Sunday, June 2, 2013

The time I took a telemarketer on a dungeon crawl

Image from iStockphoto (obv)


Image from Detras de la Pantalla
Recently, I was telling a good friend of mine about the time a telemarketer called me and I took her on an impromptu dungeon crawl. I have spent a lot of time thinking about ways I could have done a better job of it, so when my friend suggested that I blog about it, I decided it was time to revisit this geeky moment in my past.It was the summer after I had graduated from college. I was looking for jobs, though perhaps not as hard as I could have been, and mostly living in my mom's house and playing video games. I was getting a lot of telemarketer calls. I usually just hung up, but eventually I decided that I would try to take the next telemarketer on a dungeon crawl. According to urban legend, telemarketers aren't allowed to hang up when making calls, so I figured the telemarketer would have no choice but to go on my adventure. Here's what happened next.

I picked up the phone, and the caller started asking about my credit cards or car insurance or whatever. I didn't ask if she was interested in going on a dungeon crawl; I simply launched into the scenario I had prepared in my mind.

The telemarketer was caught off guard, of course, but surprisingly she went with it. She was probably used to being cursed at or hung up on, so a bit of fun was a welcome change. After a few minutes, the call suddenly cut off, so I imagine her manager had come by and ended the call, possibly after she had pushed some sort of panic button.

Here are some things that worked and some things that didn't, in case you feel like trying it for yourself. You probably only have a minute or two, if the telemarketer plays along at all, so the most important thing is to keep things moving forward!

- Don't do the "nerd voice." For some reason, I thought this would make it funnier, but really it just made it hard to understand what I was saying. (Then again, maybe the telemarketer is more likely to stay on the line if he/she thinks you are a harmless, lonely dweeb desperate for someone to talk to.)
- Introduce the scenario quickly. "The king has sent you on a quest to recover an ancient chalice from within a nearby dungeon. You are standing at the entrance to the dungeon..."
- Let the telemarketer know that he/she is a brave warrior, armed with a sword and shield. Otherwise, he/she might think that his/her character is the same person as him/her in real life.
- Along those lines, describing the character as brave will hopefully make the telemarketer more likely to take on the challenge, rather than saying "I go home and leave it to someone else" (which was my telemarketer's first reaction).
- Give each challenge an obvious approach and an easy solution. For instance, have a belligerent, drunken orc guard approach her, rather than a whole patrol.
- No matter what the telemarketer does, keep the story moving forward. When I asked my telemarketer what her battle cry was, she hesitated, so I continued with "You slay the orc in grim silence."
- Have answers prepared. "What's an orc?" "Have you seen the Lord of the Rings movies?" "I love those movies!" "You know those big green bad guys they fight?" "Oh yeah!" "Those are orcs."

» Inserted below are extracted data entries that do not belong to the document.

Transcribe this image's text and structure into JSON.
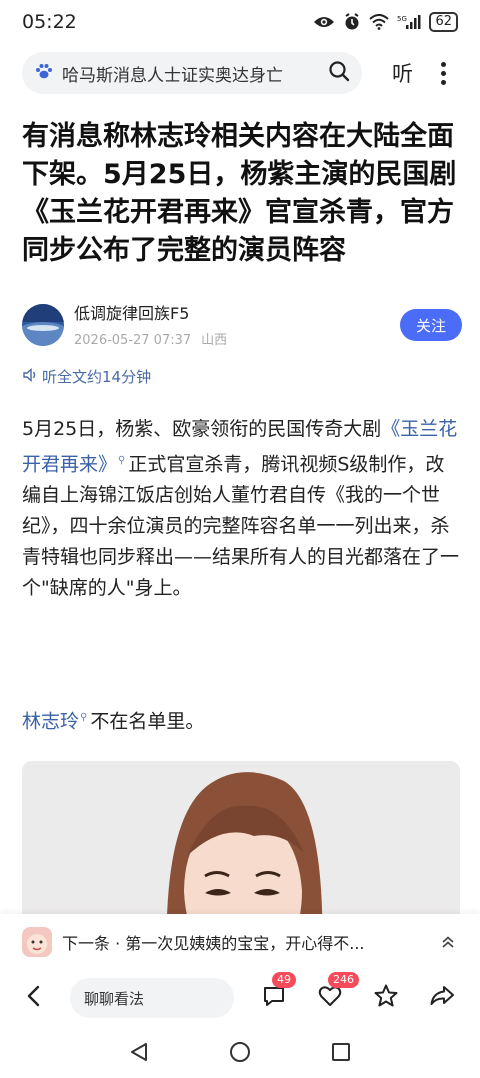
{
  "status": {
    "time": "05:22",
    "battery": "62",
    "network": "5G"
  },
  "search": {
    "text": "哈马斯消息人士证实奥达身亡",
    "listen_label": "听"
  },
  "article": {
    "title": "有消息称林志玲相关内容在大陆全面下架。5月25日，杨紫主演的民国剧《玉兰花开君再来》官宣杀青，官方同步公布了完整的演员阵容",
    "author": "低调旋律回族F5",
    "date": "2026-05-27 07:37",
    "location": "山西",
    "follow_label": "关注",
    "listen_full": "听全文约14分钟",
    "para1_a": "5月25日，杨紫、欧豪领衔的民国传奇大剧",
    "para1_link": "《玉兰花开君再来》",
    "para1_b": "正式官宣杀青，腾讯视频S级制作，改编自上海锦江饭店创始人董竹君自传《我的一个世纪》，四十余位演员的完整阵容名单一一列出来，杀青特辑也同步释出——结果所有人的目光都落在了一个\"缺席的人\"身上。",
    "para2_link": "林志玲",
    "para2_b": "不在名单里。"
  },
  "next": {
    "text": "下一条 · 第一次见姨姨的宝宝，开心得不..."
  },
  "bottom": {
    "comment_placeholder": "聊聊看法",
    "comment_count": "49",
    "like_count": "246"
  },
  "colors": {
    "accent": "#4a6cf7",
    "link": "#3a62a8",
    "badge": "#f44a5a"
  },
  "icons": [
    "wifi-icon",
    "alarm-icon",
    "eye-icon",
    "signal-icon",
    "search-icon",
    "paw-icon",
    "speaker-icon",
    "back-icon",
    "comment-icon",
    "heart-icon",
    "star-icon",
    "share-icon",
    "nav-back-icon",
    "nav-home-icon",
    "nav-recent-icon"
  ]
}
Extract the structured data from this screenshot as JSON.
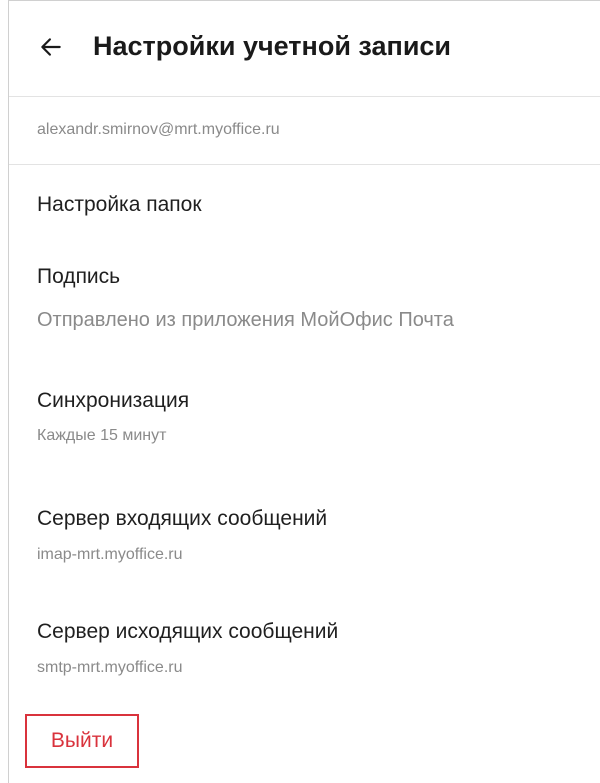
{
  "header": {
    "back_icon": "arrow-left-icon",
    "title": "Настройки учетной записи"
  },
  "account": {
    "email": "alexandr.smirnov@mrt.myoffice.ru"
  },
  "settings": {
    "folders": {
      "title": "Настройка папок"
    },
    "signature": {
      "title": "Подпись",
      "value": "Отправлено из приложения МойОфис Почта"
    },
    "sync": {
      "title": "Синхронизация",
      "value": "Каждые 15 минут"
    },
    "incoming_server": {
      "title": "Сервер входящих сообщений",
      "value": "imap-mrt.myoffice.ru"
    },
    "outgoing_server": {
      "title": "Сервер исходящих сообщений",
      "value": "smtp-mrt.myoffice.ru"
    }
  },
  "logout": {
    "label": "Выйти",
    "color": "#d9323c"
  },
  "colors": {
    "highlight_border": "#d9323c",
    "secondary_text": "#8a8a8a",
    "divider": "#e3e3e3"
  }
}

Just having a telemarketer engage with the story seems unlikely enough, and it seems even more unlikely that any telemarketer would keep going for more than a minute or two. But just in case, here are some ideas for some challenges the telemarketer's character might face:
- A room with an obvious trap: a stone on the floor is raised up higher than the others and is a different color. If the telemarketer thinks that he/she is supposed to push it, you can interpret this as "You wisely keep a safe distance away and push down on the plate with your toe."
- A splintery old door with a large, simple lock. Can be kicked down or have its lock picked. If the telemarketer says "Oh well, I don't have the key," you can have his/her character recall that he/she saw a keyring on the guard orc's belt.
- A cauldron full of bubbling green slime, with a vicious giant rat nearby chained to the wall. The hero can taste the potion (in which case it gives the hero enough strength to slay the rat), or feed the stuff to the rat (in which case it's poison and kills the rat), or tip the boiling cauldron onto the rat.

You get the idea. These days I don't have a land line, so I can't take telemarketer calls because they would cost me minutes, but if you get a chance to try this, let me know how it turns out! Happy adventuring!